Entropy-based training profiles continuously assess whether the model is learning generalizable patterns or memorizing specific examples. Memorization onset triggers an automated intervention that prevents the model from encoding patient-specific details that should remain private under HIPAA and GDPR, addressing a privacy risk that de-identification alone does not fully eliminate because subtle re-identification attacks operate on the memorization surface that de-identification does not see. Provenance tracing records the relationship between training examples, gradient updates, and resulting parameter changes, producing a queryable trace from any model behavior back to the training examples most responsible for it, with their evidence grade and gradient depth attached.

The combined record is the substrate on which a Predetermined Change Control Plan can actually be executed. A change to the model is described not as a retraining run but as a defined modification to specified depth strata under specified evidence-grade constraints, with the change record produced by the routing mechanism itself. The same substrate satisfies 21 CFR Part 11 attribution and audit-trail requirements at the level of the manufacturing process rather than the documentation surface, and supplies the IEC 62304 traceability spine from clinical requirement through training example through gradient update through validated behavior. ISO 14971 risk management becomes operative on the training side as well as the deployment side: a clinical risk identified after deployment can be remediated at training time by re-routing the gradients of the training examples that produced the risk, without retraining the model from scratch and without disturbing the deeply established clinical knowledge that should remain stable.

Compliance mapping

Against the FDA AI/ML SaMD Action Plan and the PCCP framework, training governance supplies the gradient-level change description that makes a Predetermined Change Control Plan executable rather than aspirational. Against 21 CFR Part 11, the immutable provenance record provides the attribution and audit trail expected of regulated electronic records at the manufacturing layer. Against IEC 62304, the routing-and-provenance substrate furnishes the traceability spine that the standard requires from requirements to verification. Against ISO 13485, the training pipeline is brought inside the QMS as a controlled manufacturing process rather than an opaque step. Against ISO 14971, training-side risk remediation becomes available as a complement to deployment-side controls. Against EU MDR Annex VIII and Article 27, the per-update provenance supports the post-market identification and traceability obligations that follow the device through its lifecycle.
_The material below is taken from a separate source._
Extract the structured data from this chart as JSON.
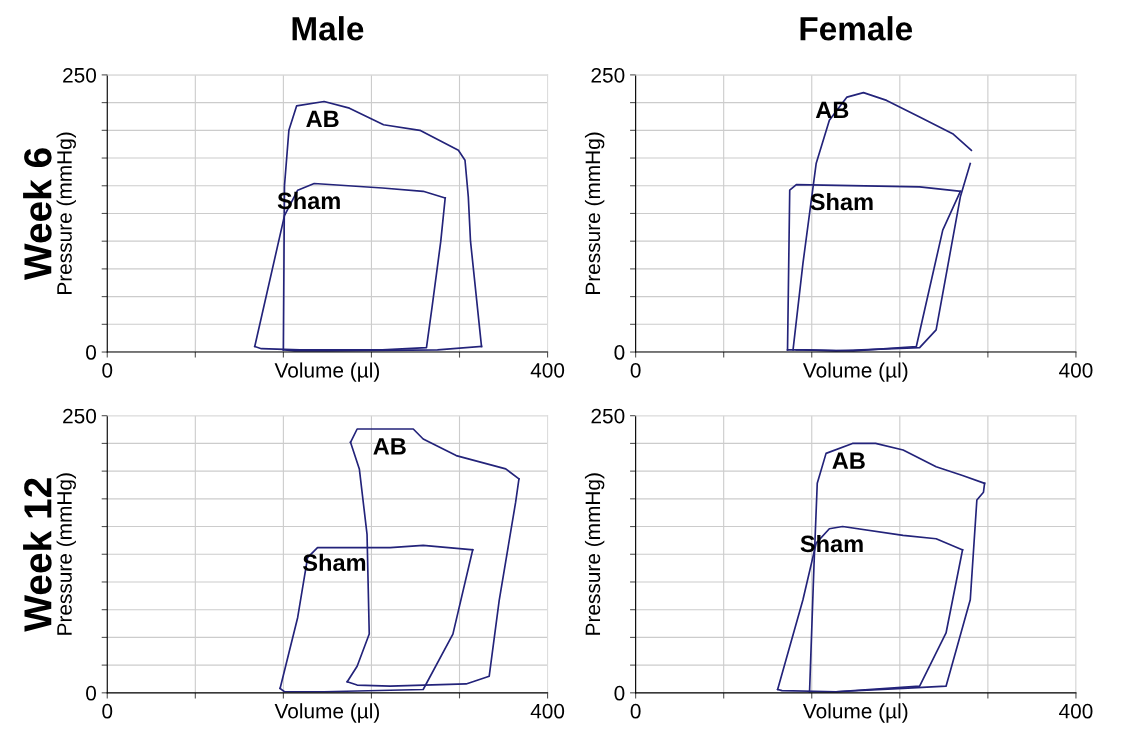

Against EU AI Act Article 10, the data-governance posture is realized as enforced gradient routing rather than asserted curation, with evidence on demand. Against the NIST AI RMF and ISO/IEC 42001, the governed training substrate provides the management-system evidence that the framework and the standard expect from a mature healthcare AI program.

Adoption pathway

A medical AI development organization adopting training governance begins by annotating its existing training corpus with evidence-grade, provenance, population, and lawful-basis metadata, drawing on the curation work already required by current procedural controls. The training pipeline is then instrumented with the gradient-routing, entropy-profile, and provenance-tracing primitives, replacing the uniform-update training core with a governed one. Initial deployment targets a single device family approaching premarket submission, where the regulatory benefit is most concrete and the documentation burden of procedural-only compliance is most acute. The provenance substrate is then extended across the manufacturer's portfolio, becoming the QMS-integrated training infrastructure that ISO 13485, IEC 62304, and ISO/IEC 42001, taken together, expect a modern medical AI manufacturer to operate.